Does the Minister believe that there are stronger similarities between the civil service pension fund and a private sector occupational pension fund than in the past? If so, should it be governed by similar rules to occupational pensions?

3 pm

Mr. Rooker: The hon. Lady tempts me to have a debate about the differences between public and private sector schemes. I did not know that she was a former member of the civil service pension scheme. I know that she has had two spells as a Member of Parliament, but I have forgotten when she entered the House—

Mrs. Lait: 1992.

Mr. Rooker: She would therefore have been present, and would clearly have voted for what is now section 72 of the Pensions Act 1995.

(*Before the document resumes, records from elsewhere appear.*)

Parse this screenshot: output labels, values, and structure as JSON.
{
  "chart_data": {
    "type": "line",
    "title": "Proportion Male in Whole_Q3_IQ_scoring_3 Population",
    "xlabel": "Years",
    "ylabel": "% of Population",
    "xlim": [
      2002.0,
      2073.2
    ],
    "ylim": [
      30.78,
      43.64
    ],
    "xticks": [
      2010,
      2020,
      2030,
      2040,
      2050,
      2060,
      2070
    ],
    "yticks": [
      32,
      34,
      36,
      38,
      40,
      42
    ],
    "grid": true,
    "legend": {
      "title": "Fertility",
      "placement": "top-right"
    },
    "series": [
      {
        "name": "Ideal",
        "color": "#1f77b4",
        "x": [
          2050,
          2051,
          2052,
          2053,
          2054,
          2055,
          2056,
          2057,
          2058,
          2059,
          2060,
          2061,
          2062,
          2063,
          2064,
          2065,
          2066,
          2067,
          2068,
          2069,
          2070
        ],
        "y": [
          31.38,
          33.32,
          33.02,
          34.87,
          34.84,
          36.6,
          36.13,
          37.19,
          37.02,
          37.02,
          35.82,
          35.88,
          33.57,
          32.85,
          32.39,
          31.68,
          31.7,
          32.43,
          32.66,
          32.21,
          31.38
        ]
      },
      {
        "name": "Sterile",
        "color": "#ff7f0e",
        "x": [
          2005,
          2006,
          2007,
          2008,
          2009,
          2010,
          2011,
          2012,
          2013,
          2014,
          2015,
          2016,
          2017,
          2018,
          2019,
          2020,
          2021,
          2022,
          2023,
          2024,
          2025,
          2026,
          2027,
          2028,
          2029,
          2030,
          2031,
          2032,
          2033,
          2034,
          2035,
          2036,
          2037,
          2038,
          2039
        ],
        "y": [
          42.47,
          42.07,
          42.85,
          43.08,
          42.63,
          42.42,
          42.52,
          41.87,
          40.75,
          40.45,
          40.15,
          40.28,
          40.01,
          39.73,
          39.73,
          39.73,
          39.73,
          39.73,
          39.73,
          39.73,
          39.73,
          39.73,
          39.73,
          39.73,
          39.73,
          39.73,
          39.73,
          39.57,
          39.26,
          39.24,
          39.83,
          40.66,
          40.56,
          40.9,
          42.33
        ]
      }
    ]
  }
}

Mrs. Lait: I was on the Committee.

Mr. Rooker: The hon. Lady probably spoke to it. Under that section, public service pension schemes can be modified by a Minister or the relevant Government Department. The powers given to Opra in the narrow area of winding up as a result of insolvency are therefore already in existence, because they are exercised by a Minister of the Crown or a Government Department. Public service pension schemes are set up by statute, and their framework is totally different from that of private sector schemes. I accept the point about the fire service pension scheme: one of the people running the scheme in the west midlands, which is a huge area, said that there was a danger of becoming a pension scheme that occasionally fights fires instead of a fire department that runs a pension scheme. All hon. Members are aware of the problems of the fire service pension scheme, which are the same as those of the police pension scheme. Although I feel accountable as a Member of Parliament and a Minister, my Department does not run those schemes. There is no plan to wind either of them up as a result of insolvency.

I am neither a lawyer nor a parliamentary draftsman, but given that the relevant powers are already available to a Minister of the Crown or Government Department, I am not sure why the Bill should say, ``Opra cannot do that''. Opra clearly cannot do that, because someone else does it. However, it is necessary for the drafting to be specific on what Opra can and cannot do. That is the reason for subsection (9).

That explanation may be inadequate, as I have nothing more to add, but I hope that the hon. Lady will withdraw the amendment.